Editorial: Getting out of the poverty trap
Published 12:00 am Wednesday, May 13, 2015
It’s often said that all roads lead to Salisbury. Wherever you go, you can find a Salisbury connection. Lately, though, all rankings have led to Salisbury-Rowan — and not in a good way.
The latest comes from a study conducted by two Harvard economists which found Rowan is not a place where poor families can expect their children to experience upward mobility.
The Equality of Opportunity Project, reported by the New York Times, was based on the earnings records of millions of families that moved with children between 1996 and 2012. The data point to this conclusion, according to the Times: “Poor children who grow up in some cities and towns have sharply better odds of escaping poverty than similar poor children elsewhere.”
Well, sure. But beneath the obvious conclusion lie troubling data. An interactive map on the Times’ site allows readers to identify their county, and the news for Rowan is not good.
“Rowan County is extremely bad for income mobility for children in poor families,” the Times site says. “It’s among the worst counties in the U.S. in helping poor children up the income ladder. It ranks 88th out of 2,478 counties, better than only about 4 percent of counties.”

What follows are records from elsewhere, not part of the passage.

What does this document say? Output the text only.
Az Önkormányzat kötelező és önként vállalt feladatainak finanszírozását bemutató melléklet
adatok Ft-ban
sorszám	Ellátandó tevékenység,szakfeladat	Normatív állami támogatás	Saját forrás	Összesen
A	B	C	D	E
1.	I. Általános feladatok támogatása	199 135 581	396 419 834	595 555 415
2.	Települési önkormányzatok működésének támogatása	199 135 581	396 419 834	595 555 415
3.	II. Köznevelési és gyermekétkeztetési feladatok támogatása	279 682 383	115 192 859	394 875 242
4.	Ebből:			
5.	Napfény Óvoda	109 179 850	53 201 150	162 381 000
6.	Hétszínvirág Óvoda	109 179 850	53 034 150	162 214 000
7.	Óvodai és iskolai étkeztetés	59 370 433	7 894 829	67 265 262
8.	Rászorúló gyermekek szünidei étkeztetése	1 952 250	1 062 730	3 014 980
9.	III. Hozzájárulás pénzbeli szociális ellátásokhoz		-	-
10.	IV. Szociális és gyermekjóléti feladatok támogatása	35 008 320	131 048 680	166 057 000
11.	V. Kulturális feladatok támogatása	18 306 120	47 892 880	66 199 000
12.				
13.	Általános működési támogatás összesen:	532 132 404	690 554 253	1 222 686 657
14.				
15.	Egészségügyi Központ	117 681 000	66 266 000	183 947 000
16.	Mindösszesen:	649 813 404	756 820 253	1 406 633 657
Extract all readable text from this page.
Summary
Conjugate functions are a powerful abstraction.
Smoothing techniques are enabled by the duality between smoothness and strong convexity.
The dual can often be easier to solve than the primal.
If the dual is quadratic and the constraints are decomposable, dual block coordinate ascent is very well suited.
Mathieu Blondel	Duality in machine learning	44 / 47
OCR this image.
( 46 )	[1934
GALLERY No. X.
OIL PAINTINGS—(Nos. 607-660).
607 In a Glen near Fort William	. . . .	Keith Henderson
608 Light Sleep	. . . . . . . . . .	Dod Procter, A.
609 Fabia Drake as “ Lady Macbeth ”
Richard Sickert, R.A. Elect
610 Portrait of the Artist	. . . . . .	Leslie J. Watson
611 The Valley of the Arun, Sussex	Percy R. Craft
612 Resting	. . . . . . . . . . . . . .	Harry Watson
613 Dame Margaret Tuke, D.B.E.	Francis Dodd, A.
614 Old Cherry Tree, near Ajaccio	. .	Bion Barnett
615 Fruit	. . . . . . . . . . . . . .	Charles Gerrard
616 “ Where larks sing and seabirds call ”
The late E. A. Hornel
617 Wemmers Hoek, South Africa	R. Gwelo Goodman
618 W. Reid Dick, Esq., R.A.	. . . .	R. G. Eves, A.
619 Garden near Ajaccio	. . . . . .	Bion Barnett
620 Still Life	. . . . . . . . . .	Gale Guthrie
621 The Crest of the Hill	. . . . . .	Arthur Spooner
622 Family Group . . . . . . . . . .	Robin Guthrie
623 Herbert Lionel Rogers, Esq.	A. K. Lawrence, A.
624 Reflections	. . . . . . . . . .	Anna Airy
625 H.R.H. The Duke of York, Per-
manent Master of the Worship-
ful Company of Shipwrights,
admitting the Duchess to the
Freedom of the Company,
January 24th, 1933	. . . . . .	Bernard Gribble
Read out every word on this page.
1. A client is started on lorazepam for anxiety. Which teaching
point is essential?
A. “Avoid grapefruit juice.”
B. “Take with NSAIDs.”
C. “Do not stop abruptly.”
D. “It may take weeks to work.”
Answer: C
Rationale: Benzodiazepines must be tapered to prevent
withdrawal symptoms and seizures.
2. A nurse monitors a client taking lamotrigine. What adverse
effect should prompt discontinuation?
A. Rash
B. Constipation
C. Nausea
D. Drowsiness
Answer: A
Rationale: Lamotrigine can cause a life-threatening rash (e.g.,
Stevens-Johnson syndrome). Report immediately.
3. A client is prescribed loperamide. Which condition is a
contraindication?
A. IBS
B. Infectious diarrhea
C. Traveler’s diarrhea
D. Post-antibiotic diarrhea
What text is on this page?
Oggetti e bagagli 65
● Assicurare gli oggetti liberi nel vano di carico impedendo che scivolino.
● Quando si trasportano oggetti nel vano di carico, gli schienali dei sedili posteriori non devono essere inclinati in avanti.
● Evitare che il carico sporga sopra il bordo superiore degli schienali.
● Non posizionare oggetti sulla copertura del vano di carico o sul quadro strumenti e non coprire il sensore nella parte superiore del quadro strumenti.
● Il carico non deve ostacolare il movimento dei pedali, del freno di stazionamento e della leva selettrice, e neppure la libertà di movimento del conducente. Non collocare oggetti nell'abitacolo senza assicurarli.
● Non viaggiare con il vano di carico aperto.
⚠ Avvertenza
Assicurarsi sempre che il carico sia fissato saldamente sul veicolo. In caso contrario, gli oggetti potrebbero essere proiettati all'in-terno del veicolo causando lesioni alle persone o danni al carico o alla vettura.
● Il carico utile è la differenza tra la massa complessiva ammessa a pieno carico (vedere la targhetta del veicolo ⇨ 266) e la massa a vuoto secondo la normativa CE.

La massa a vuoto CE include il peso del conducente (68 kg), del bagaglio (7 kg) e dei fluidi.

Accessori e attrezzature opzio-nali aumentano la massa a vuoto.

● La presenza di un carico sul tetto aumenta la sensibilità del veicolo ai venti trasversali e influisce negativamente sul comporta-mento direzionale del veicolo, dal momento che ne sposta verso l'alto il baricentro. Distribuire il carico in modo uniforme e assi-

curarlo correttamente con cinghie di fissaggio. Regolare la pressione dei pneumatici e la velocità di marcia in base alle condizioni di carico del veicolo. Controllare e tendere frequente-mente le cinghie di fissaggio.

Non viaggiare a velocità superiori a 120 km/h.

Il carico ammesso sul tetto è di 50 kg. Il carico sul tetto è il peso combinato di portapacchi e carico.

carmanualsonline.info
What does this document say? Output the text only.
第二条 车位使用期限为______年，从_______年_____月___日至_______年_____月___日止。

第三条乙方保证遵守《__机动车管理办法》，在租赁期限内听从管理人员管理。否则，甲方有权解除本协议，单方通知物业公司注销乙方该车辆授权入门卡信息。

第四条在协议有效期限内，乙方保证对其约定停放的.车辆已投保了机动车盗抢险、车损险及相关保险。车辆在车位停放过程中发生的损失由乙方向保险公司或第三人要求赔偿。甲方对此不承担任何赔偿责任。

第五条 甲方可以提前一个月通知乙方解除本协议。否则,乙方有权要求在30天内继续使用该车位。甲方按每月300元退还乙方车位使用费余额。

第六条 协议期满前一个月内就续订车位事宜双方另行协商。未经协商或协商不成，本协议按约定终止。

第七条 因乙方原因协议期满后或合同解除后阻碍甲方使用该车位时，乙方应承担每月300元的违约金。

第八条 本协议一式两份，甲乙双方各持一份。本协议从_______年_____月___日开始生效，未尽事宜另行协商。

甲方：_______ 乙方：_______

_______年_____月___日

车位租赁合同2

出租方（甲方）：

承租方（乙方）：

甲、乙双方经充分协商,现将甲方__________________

Mecklenburg County ranked as one of the worst metropolitan areas for upward mobility, second only to Baltimore. Stanly, Davie and Randolph counties all had positive numbers.
The study is considered powerful proof that good neighborhoods nurture success. Their schools, community, neighbors, amenities, economic opportunities and social norms positively shape children’s lives, the Times reports.
It boils down to this: Place matters. To build a better future for Rowan County, leaders and citizens must work together to make this a better place for children to grow up. If we’re reading this study correctly, lately children’s future prospects were more likely to go down than up in Rowan. That cannot continue.